Whether there is natural love or dilection in an angel?

Objection 1: It would seem that there is no natural love or dilection in the angels. For, natural love is contradistinguished from intellectual love, as stated by Dionysius (Div. Nom. iv). But an angel's love is intellectual. Therefore it is not natural.

Objection 2: Further, those who love with natural love are more acted upon than active in themselves; for nothing has control over its own nature. Now the angels are not acted upon, but act of themselves; because they possess free-will, as was shown above (Q, A). Consequently there is no natural love in them.

Objection 3: Further, every love is either ordinate or inordinate. Now ordinate love belongs to charity; while inordinate love belongs to wickedness. But neither of these belongs to nature; because charity is above nature, while wickedness is against nature. Therefore there is no natural love in the angels.

On the contrary, Love results from knowledge; for, nothing is loved except it be first known, as Augustine says (De Trin. x, 1,2). But there is natural knowledge in the angels. Therefore there is also natural love.

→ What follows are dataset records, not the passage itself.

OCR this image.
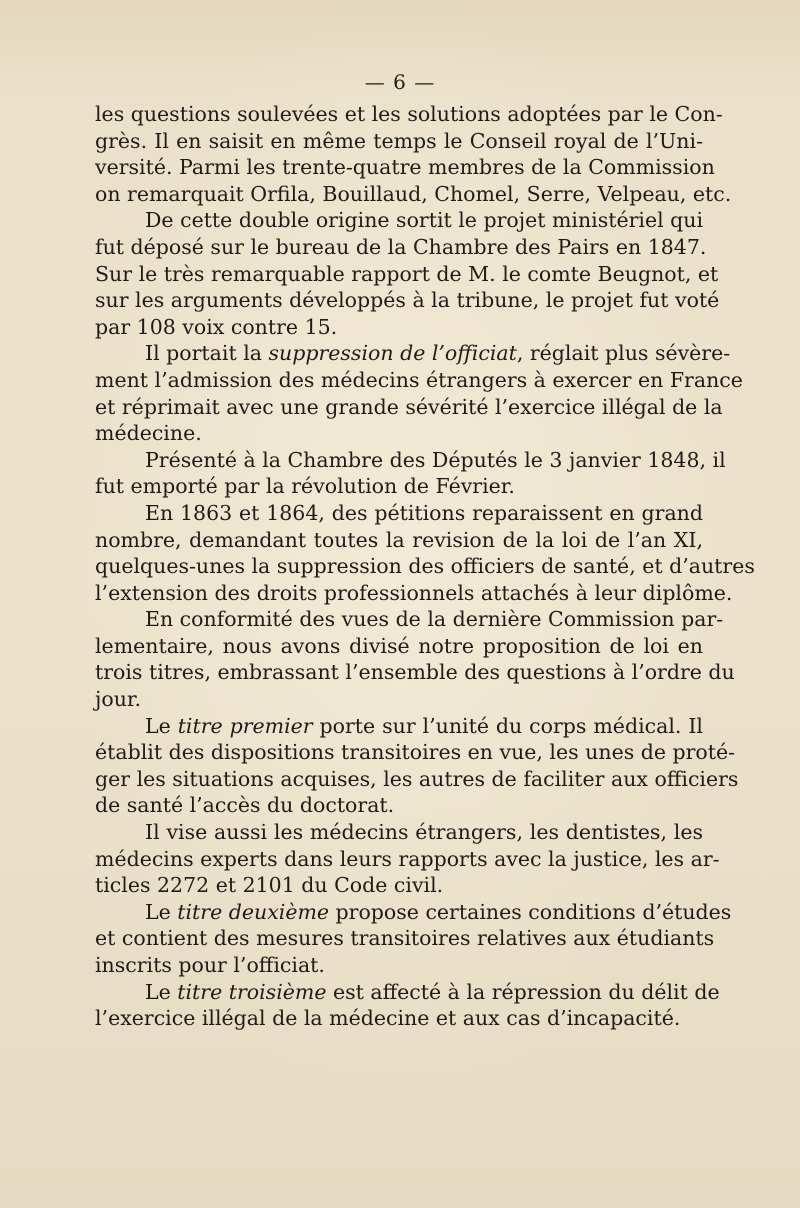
— 6 —
les questions soulevées et les solutions adoptées par le Con-
grès. Il en saisit en même temps le Conseil royal de l’Uni-
versité. Parmi les trente-quatre membres de la Commission
on remarquait Orfila, Bouillaud, Chomel, Serre, Velpeau, etc.
De cette double origine sortit le projet ministériel qui
fut déposé sur le bureau de la Chambre des Pairs en 1847.
Sur le très remarquable rapport de M. le comte Beugnot, et
sur les arguments développés à la tribune, le projet fut voté
par 108 voix contre 15.
Il portait la suppression de l’officiat, réglait plus sévère-
ment l’admission des médecins étrangers à exercer en France
et réprimait avec une grande sévérité l’exercice illégal de la
médecine.
Présenté à la Chambre des Députés le 3 janvier 1848, il
fut emporté par la révolution de Février.
En 1863 et 1864, des pétitions reparaissent en grand
nombre, demandant toutes la revision de la loi de l’an XI,
quelques-unes la suppression des officiers de santé, et d’autres
l’extension des droits professionnels attachés à leur diplôme.
En conformité des vues de la dernière Commission par-
lementaire, nous avons divisé notre proposition de loi en
trois titres, embrassant l’ensemble des questions à l’ordre du
jour.
Le titre premier porte sur l’unité du corps médical. Il
établit des dispositions transitoires en vue, les unes de proté-
ger les situations acquises, les autres de faciliter aux officiers
de santé l’accès du doctorat.
Il vise aussi les médecins étrangers, les dentistes, les
médecins experts dans leurs rapports avec la justice, les ar-
ticles 2272 et 2101 du Code civil.
Le titre deuxième propose certaines conditions d’études
et contient des mesures transitoires relatives aux étudiants
inscrits pour l’officiat.
Le titre troisième est affecté à la répression du délit de
l’exercice illégal de la médecine et aux cas d’incapacité.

I answer that, We must necessarily place natural love in the angels. In evidence of this we must bear in mind that what comes first is always sustained in what comes after it. Now nature comes before intellect, because the nature of every subject is its essence. Consequently whatever belongs to nature must be preserved likewise in such subjects as have intellect. But it is common to every nature to have some inclination; and this is its natural appetite or love. This inclination is found to exist differently in different natures; but in each according to its mode. Consequently, in the intellectual nature there is to be found a natural inclination coming from the will; in the sensitive nature, according to the sensitive appetite; but in a nature devoid of knowledge, only according to the tendency of the nature to something. Therefore, since an angel is an intellectual nature, there must be a natural love in his will.

Reply to Objection 1: Intellectual love is contradistinguished from that natural love, which is merely natural, in so far as it belongs to a nature which has not likewise the perfection of either sense or intellect.

Reply to Objection 2: All things in the world are moved to act by something else except the First Agent, Who acts in such a manner that He is in no way moved to act by another; and in Whom nature and will are the same. So there is nothing unfitting in an angel being moved to act in so far as such natural inclination is implanted in him by the Author of his nature. Yet he is not so moved to act that he does not act himself, because he has free-will.

Reply to Objection 3: As natural knowledge is always true, so is natural love well regulated; because natural love is nothing else than the inclination implanted in nature by its Author. To say that a natural inclination is not well regulated, is to derogate from the Author of nature. Yet the rectitude of natural love is different from the rectitude of charity and virtue: because the one rectitude perfects the other; even so the truth of natural knowledge is of one kind, and the truth of infused or acquired knowledge is of another.